Pejabat Papua Diinstruksikan Laporkan LHKPN

JAYAPURA- Laporan Harta Kekayaan Penyelenggara Negara (LHKPN) di lingkungan pemerintah Provinsi (Pemprov) Papua masih rendah. Oleh karena itu, para pejabat di Papua khususnya kepala Organisasi Perangkat Daerah (OPD) diinstruksikan untuk segera melaporkan LHKPN ke Komisi Pemberantasan Korupsi (KPK).
Sekretaris Daerah Provinsi Papua, TEA Hery Dosinaen,S.IP.MKP.M.Si mengatakan pelaporan LHKPN adalah mutlak bagi para Apara Sipil Negara (ASN) pejabat terlebih khusus pejabat struktural eselon I, III dan III. Termasuk jugaPokja di Biro Layanan Pengadaan Barang dan Jasa.
LHKPNwajib disampaikan oleh pejabat negara kepada Komisi Pemberantasan Korupsi (KPK) bertujuan untuk mencegah penyalahgunaan wewenang di instansi pemerintahan. “Apalagi tingkat kepatuhan penyelenggara negara, khususnya di Pemerintah daerah (pemda) umumnya masih rendah, termasuk juga para legislator,”aku Sekda menambahkan paling lambat 10 Maret 2019, penyampaian LHPKN sudah harus terakomodir semuanya.

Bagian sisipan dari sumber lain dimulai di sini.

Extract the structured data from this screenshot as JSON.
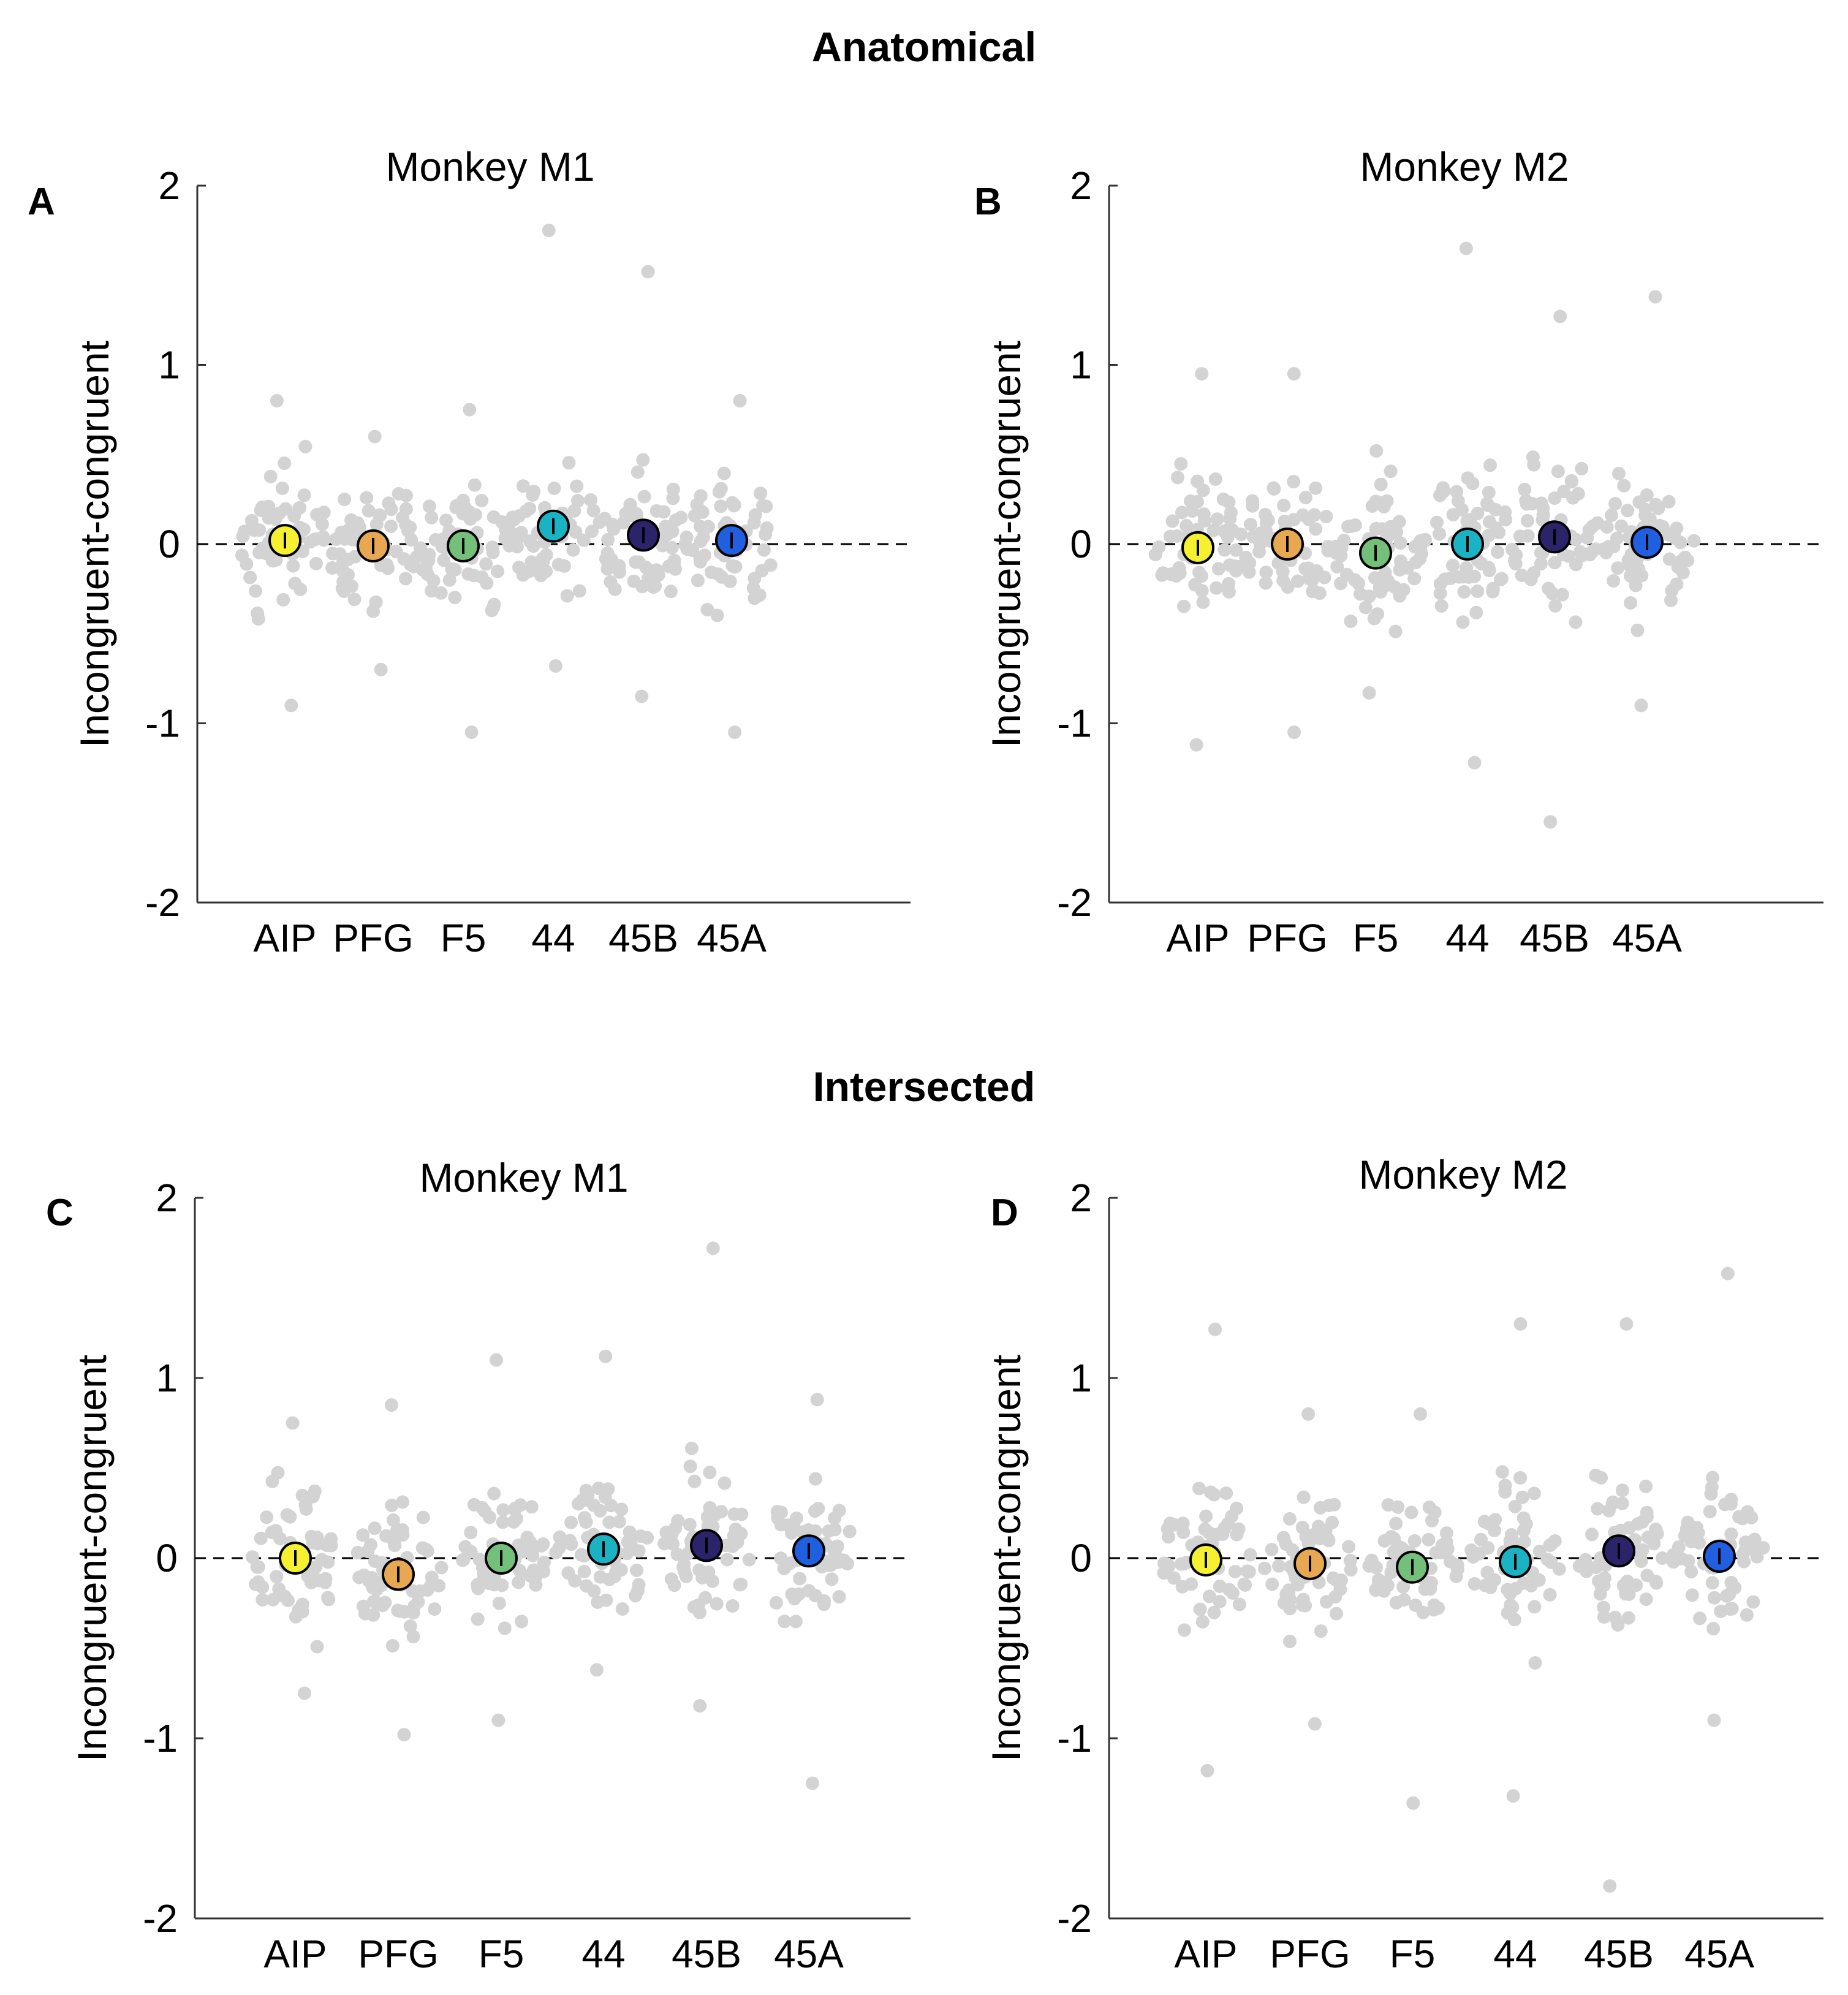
{
  "sections": {
    "top": "Anatomical",
    "bottom": "Intersected"
  },
  "colors": {
    "scatter": "#d3d3d3",
    "AIP": "#f5f030",
    "PFG": "#e8a851",
    "F5": "#74c07a",
    "44": "#1ab3c3",
    "45B": "#2b246b",
    "45A": "#1f5fe0"
  },
  "chart_data": [
    {
      "panel": "A",
      "type": "scatter",
      "title": "Monkey M1",
      "ylabel": "Incongruent-congruent",
      "xlabel": "",
      "ylim": [
        -2,
        2
      ],
      "yticks": [
        "-2",
        "-1",
        "0",
        "1",
        "2"
      ],
      "categories": [
        "AIP",
        "PFG",
        "F5",
        "44",
        "45B",
        "45A"
      ],
      "means": [
        0.02,
        -0.01,
        -0.01,
        0.1,
        0.05,
        0.02
      ],
      "max": [
        0.8,
        0.6,
        0.75,
        1.75,
        1.52,
        0.8
      ],
      "min": [
        -0.9,
        -0.7,
        -1.05,
        -0.68,
        -0.85,
        -1.05
      ]
    },
    {
      "panel": "B",
      "type": "scatter",
      "title": "Monkey M2",
      "ylabel": "Incongruent-congruent",
      "xlabel": "",
      "ylim": [
        -2,
        2
      ],
      "yticks": [
        "-2",
        "-1",
        "0",
        "1",
        "2"
      ],
      "categories": [
        "AIP",
        "PFG",
        "F5",
        "44",
        "45B",
        "45A"
      ],
      "means": [
        -0.02,
        0.0,
        -0.05,
        0.0,
        0.04,
        0.01
      ],
      "max": [
        0.95,
        0.95,
        0.52,
        1.65,
        1.27,
        1.38
      ],
      "min": [
        -1.12,
        -1.05,
        -0.83,
        -1.22,
        -1.55,
        -0.9
      ]
    },
    {
      "panel": "C",
      "type": "scatter",
      "title": "Monkey M1",
      "ylabel": "Incongruent-congruent",
      "xlabel": "",
      "ylim": [
        -2,
        2
      ],
      "yticks": [
        "-2",
        "-1",
        "0",
        "1",
        "2"
      ],
      "categories": [
        "AIP",
        "PFG",
        "F5",
        "44",
        "45B",
        "45A"
      ],
      "means": [
        0.0,
        -0.09,
        0.0,
        0.05,
        0.07,
        0.04
      ],
      "max": [
        0.75,
        0.85,
        1.1,
        1.12,
        1.72,
        0.88
      ],
      "min": [
        -0.75,
        -0.98,
        -0.9,
        -0.62,
        -0.82,
        -1.25
      ]
    },
    {
      "panel": "D",
      "type": "scatter",
      "title": "Monkey M2",
      "ylabel": "Incongruent-congruent",
      "xlabel": "",
      "ylim": [
        -2,
        2
      ],
      "yticks": [
        "-2",
        "-1",
        "0",
        "1",
        "2"
      ],
      "categories": [
        "AIP",
        "PFG",
        "F5",
        "44",
        "45B",
        "45A"
      ],
      "means": [
        -0.01,
        -0.03,
        -0.05,
        -0.02,
        0.04,
        0.01
      ],
      "max": [
        1.27,
        0.8,
        0.8,
        1.3,
        1.3,
        1.58
      ],
      "min": [
        -1.18,
        -0.92,
        -1.36,
        -1.32,
        -1.82,
        -0.9
      ]
    }
  ]
}
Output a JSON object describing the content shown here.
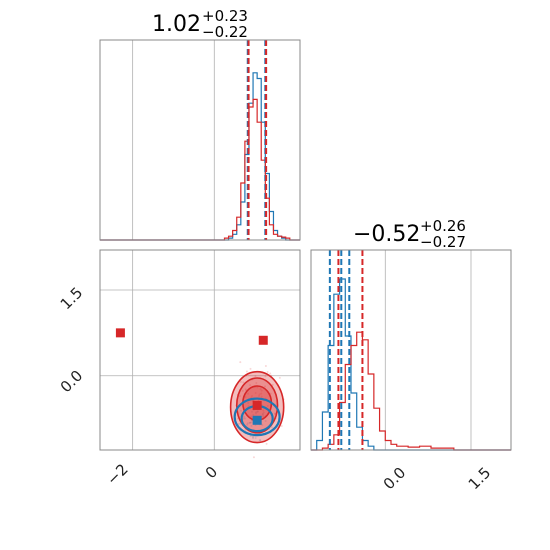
{
  "colors": {
    "blue": "#1f77b4",
    "red": "#d62728",
    "frame": "#888888",
    "grid": "#b0b0b0"
  },
  "chart_data": [
    {
      "type": "histogram",
      "panel": "top-left",
      "title": {
        "value": "1.02",
        "plus": "+0.23",
        "minus": "−0.22"
      },
      "xlim": [
        -2.8,
        2.1
      ],
      "grid_x": [
        -2,
        0
      ],
      "series": [
        {
          "name": "",
          "color": "blue",
          "bins_x": [
            0.4,
            0.5,
            0.6,
            0.7,
            0.8,
            0.9,
            1.0,
            1.1,
            1.2,
            1.3,
            1.4,
            1.5,
            1.6,
            1.7,
            1.8
          ],
          "heights": [
            0.01,
            0.03,
            0.08,
            0.2,
            0.45,
            0.72,
            0.88,
            0.85,
            0.62,
            0.35,
            0.15,
            0.05,
            0.02,
            0.01,
            0.0
          ]
        },
        {
          "name": "",
          "color": "red",
          "bins_x": [
            0.3,
            0.4,
            0.5,
            0.6,
            0.7,
            0.8,
            0.9,
            1.0,
            1.1,
            1.2,
            1.3,
            1.4,
            1.5,
            1.6,
            1.7,
            1.8,
            1.9
          ],
          "heights": [
            0.01,
            0.02,
            0.05,
            0.12,
            0.3,
            0.52,
            0.7,
            0.74,
            0.62,
            0.42,
            0.22,
            0.08,
            0.03,
            0.02,
            0.015,
            0.01,
            0.0
          ]
        }
      ],
      "vlines": [
        {
          "x": 0.82,
          "color": "blue"
        },
        {
          "x": 1.25,
          "color": "blue"
        },
        {
          "x": 0.84,
          "color": "red"
        },
        {
          "x": 1.27,
          "color": "red"
        }
      ]
    },
    {
      "type": "scatter-contour",
      "panel": "bottom-left",
      "xlim": [
        -2.8,
        2.1
      ],
      "ylim": [
        -1.3,
        2.2
      ],
      "xticks": [
        "−2",
        "0"
      ],
      "xtick_values": [
        -2,
        0
      ],
      "yticks": [
        "0.0",
        "1.5"
      ],
      "ytick_values": [
        0,
        1.5
      ],
      "markers": [
        {
          "x": -2.3,
          "y": 0.75,
          "color": "red"
        },
        {
          "x": 1.2,
          "y": 0.62,
          "color": "red"
        },
        {
          "x": 1.05,
          "y": -0.52,
          "color": "red"
        },
        {
          "x": 1.05,
          "y": -0.78,
          "color": "blue"
        }
      ],
      "contours_red": [
        {
          "cx": 1.05,
          "cy": -0.55,
          "rx": 0.65,
          "ry": 0.62
        },
        {
          "cx": 1.05,
          "cy": -0.52,
          "rx": 0.5,
          "ry": 0.48
        },
        {
          "cx": 1.05,
          "cy": -0.48,
          "rx": 0.35,
          "ry": 0.3
        }
      ],
      "contours_blue": [
        {
          "cx": 1.05,
          "cy": -0.72,
          "rx": 0.55,
          "ry": 0.32
        },
        {
          "cx": 1.05,
          "cy": -0.75,
          "rx": 0.38,
          "ry": 0.22
        }
      ]
    },
    {
      "type": "histogram",
      "panel": "bottom-right",
      "title": {
        "value": "−0.52",
        "plus": "+0.26",
        "minus": "−0.27"
      },
      "xlim": [
        -1.3,
        2.2
      ],
      "xticks": [
        "0.0",
        "1.5"
      ],
      "xtick_values": [
        0,
        1.5
      ],
      "series": [
        {
          "name": "",
          "color": "blue",
          "bins_x": [
            -1.2,
            -1.1,
            -1.0,
            -0.9,
            -0.8,
            -0.7,
            -0.6,
            -0.5,
            -0.4,
            -0.3,
            -0.2
          ],
          "heights": [
            0.05,
            0.2,
            0.55,
            0.82,
            0.9,
            0.6,
            0.3,
            0.12,
            0.05,
            0.02,
            0.0
          ]
        },
        {
          "name": "",
          "color": "red",
          "bins_x": [
            -1.1,
            -1.0,
            -0.9,
            -0.8,
            -0.7,
            -0.6,
            -0.5,
            -0.4,
            -0.3,
            -0.2,
            -0.1,
            0.0,
            0.1,
            0.2,
            0.4,
            0.6,
            0.8,
            1.0,
            1.2
          ],
          "heights": [
            0.01,
            0.03,
            0.08,
            0.25,
            0.45,
            0.55,
            0.62,
            0.58,
            0.4,
            0.22,
            0.1,
            0.05,
            0.03,
            0.02,
            0.015,
            0.02,
            0.01,
            0.01,
            0.0
          ]
        }
      ],
      "vlines": [
        {
          "x": -0.97,
          "color": "blue"
        },
        {
          "x": -0.77,
          "color": "blue"
        },
        {
          "x": -0.82,
          "color": "red"
        },
        {
          "x": -0.63,
          "color": "blue"
        },
        {
          "x": -0.4,
          "color": "red"
        }
      ]
    }
  ]
}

Ia juga mengingatkan para anggota Dewan Perwakilan Rakyat Papua (DPRP), Pemerintah Kabupaten/kota dananggota DPRD Kabupaten/Kota juga memiliki kewajiban yang sama dan harus segera dituntaskan.
Hal senada juga dikemukakan Asisten III Bidang Umum Setda Provinsi Papua, Elysa Auri,SE.MM. Dia meminta seluruh pejabat eselon II dan III di lingkungan Pemerintah Provinsi Papua agar segera menyampaikan LHKPN 2018. Apabila terlambat memasukan laporannya maka terancam mendapatkan pemotongan Tambahan Penghasilan Pegawai (TPP). Sebelum TPP tiga bulan, yakni pada Januari, Februari, Maret dibayarkan, LHKPN Pemprov Papua harus 100 persen. Bila tidak, saya minta maaf sebab akan melakukan upaya itu (pemotongan TPP). Berdasarkan hasil evaluasi KPK, tingkat kepatuhan pelaporan LHKPN Pemprov Papua masuk dalam zona merah.
Sementara itu, Asisten I Bidang Pemerintahan dan Hukum Setda Papua, Doren Wakerkwa di Jayapura mengaku pengisian LHKPN 2018 oleh pejabat Provinsi Papua telah mencapai 75 persen. Dan jika tak ada halangan pengisian LHKPN tuntas bulan ini 100 persen.